A man is out in the woods when he comes across a bear. Frightened for his life, he runs as fast as he can to escape the bear and hides in a cave. He is horrified to find that the bear has run after him into the cave, and now the man is trapped. He closes his eyes and begins to recite “Sh’ma Yisrael” in anticipation of his final moments.
When he is finished, he opens his eyes and is surprised to see the bear in front of him with his eyes closed—also praying.
The man thinks to himself, “how lucky am I to be cornered by what must be the only Jewish bear! We’re mishpocheh! I’m saved!”
He then listens more carefully to the bear’s prayer: “…hamotzi lechem min haaretz.”
***
Adam was walking through the Garden Eden feeling very lonely, so G-d asked him, “What’s wrong, Adam?”
Adam said he didn’t have anyone to talk to.
G-d thought for a minute and then said that He was going to make him a companion and that it would be called “wonderful.”
“Wonderful will gather food for you, cook for you, agree with your every decision, bear your children, never ask you to get up in the middle of the night to take care of them, never nag you, be the first to admit wrong when you’ve had a disagreement and wonderful never gives you a headache.”
Adam inquired, “What will wonderful cost?”
G-d replied, “An arm and a leg.”
Then Adam asked, “What can I get for a rib?”
***
A secretary, a paralegal and a partner in a city law firm are walking through a park on their way to lunch when they find an antique oil lamp. They rub it and a Genie comes out in a puff of smoke.

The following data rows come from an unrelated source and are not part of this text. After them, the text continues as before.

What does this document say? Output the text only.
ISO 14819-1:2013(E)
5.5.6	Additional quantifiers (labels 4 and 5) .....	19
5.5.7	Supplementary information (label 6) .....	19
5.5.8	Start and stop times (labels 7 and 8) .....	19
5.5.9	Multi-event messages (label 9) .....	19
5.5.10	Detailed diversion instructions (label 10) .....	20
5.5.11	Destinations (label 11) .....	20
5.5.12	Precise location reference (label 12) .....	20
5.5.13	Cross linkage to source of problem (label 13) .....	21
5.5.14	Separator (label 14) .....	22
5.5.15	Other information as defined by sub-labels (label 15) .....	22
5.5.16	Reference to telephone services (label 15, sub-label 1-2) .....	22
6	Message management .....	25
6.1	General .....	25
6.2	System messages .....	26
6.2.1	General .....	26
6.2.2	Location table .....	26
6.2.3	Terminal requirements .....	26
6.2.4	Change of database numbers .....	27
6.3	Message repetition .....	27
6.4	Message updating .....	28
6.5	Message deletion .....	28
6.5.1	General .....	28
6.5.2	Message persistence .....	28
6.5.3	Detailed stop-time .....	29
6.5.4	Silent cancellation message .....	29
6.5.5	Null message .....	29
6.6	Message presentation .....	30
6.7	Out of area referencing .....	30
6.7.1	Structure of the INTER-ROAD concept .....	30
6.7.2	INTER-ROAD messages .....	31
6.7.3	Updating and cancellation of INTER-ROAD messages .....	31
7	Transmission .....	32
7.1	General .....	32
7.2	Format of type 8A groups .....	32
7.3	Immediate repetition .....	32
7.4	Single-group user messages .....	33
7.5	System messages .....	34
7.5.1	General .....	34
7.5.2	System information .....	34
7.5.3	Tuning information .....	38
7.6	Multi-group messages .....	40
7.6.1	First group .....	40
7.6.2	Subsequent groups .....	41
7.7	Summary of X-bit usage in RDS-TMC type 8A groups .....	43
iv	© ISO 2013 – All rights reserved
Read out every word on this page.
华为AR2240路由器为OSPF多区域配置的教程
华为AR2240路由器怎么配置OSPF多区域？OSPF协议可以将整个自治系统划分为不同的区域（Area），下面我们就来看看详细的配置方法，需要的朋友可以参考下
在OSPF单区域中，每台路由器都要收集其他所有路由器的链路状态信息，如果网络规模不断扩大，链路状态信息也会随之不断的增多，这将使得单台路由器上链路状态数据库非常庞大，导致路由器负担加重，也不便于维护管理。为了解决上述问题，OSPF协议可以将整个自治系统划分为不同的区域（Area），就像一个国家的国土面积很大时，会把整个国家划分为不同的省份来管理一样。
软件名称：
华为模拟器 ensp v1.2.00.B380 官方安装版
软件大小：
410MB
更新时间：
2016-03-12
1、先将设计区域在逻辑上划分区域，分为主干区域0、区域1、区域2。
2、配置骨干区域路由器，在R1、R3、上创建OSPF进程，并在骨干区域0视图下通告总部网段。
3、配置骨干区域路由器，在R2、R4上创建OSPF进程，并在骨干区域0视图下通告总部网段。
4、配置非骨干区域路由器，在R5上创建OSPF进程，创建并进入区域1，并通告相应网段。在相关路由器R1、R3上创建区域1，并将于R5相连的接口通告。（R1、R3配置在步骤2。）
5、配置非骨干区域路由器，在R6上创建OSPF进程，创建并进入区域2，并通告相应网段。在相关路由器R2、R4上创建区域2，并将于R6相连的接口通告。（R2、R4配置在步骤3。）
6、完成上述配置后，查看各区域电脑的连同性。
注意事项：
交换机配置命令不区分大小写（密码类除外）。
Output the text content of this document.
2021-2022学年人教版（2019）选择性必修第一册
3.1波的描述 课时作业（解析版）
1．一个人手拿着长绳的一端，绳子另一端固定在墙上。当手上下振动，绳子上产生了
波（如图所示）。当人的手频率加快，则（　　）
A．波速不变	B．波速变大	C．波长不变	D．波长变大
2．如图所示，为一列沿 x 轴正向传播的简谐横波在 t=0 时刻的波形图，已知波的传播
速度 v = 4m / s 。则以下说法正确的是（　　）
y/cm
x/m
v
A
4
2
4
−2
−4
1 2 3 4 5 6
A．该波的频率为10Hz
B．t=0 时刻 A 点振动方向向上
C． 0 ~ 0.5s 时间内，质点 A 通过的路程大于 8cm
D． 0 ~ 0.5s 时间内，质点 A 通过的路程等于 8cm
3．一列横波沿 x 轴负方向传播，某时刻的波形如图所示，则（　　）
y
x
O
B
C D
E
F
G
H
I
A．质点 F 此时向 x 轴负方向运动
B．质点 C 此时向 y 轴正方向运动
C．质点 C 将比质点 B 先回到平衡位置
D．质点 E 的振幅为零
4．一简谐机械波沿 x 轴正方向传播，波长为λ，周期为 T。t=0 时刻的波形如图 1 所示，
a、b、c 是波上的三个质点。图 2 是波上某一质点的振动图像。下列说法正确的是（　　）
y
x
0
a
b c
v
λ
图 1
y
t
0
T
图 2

The Genie says, “I usually only grant three wishes, so I’ll give each of you just one.”
“Me first! Me first!” says the secretary. “I want to be in the Bahamas, driving a speedboat, without a care in the world.” Poof! She’s gone.
In astonishment, “Me next! Me next!” says the paralegal. “I want to be in Hawaii, relaxing on the beach with my personal masseuse, an endless supply of piña coladas and the love of my life.” Poof! He’s gone.
“You’re next,” the Genie says to the partner. The partner says, “I want those two back in the office immediately after lunch.”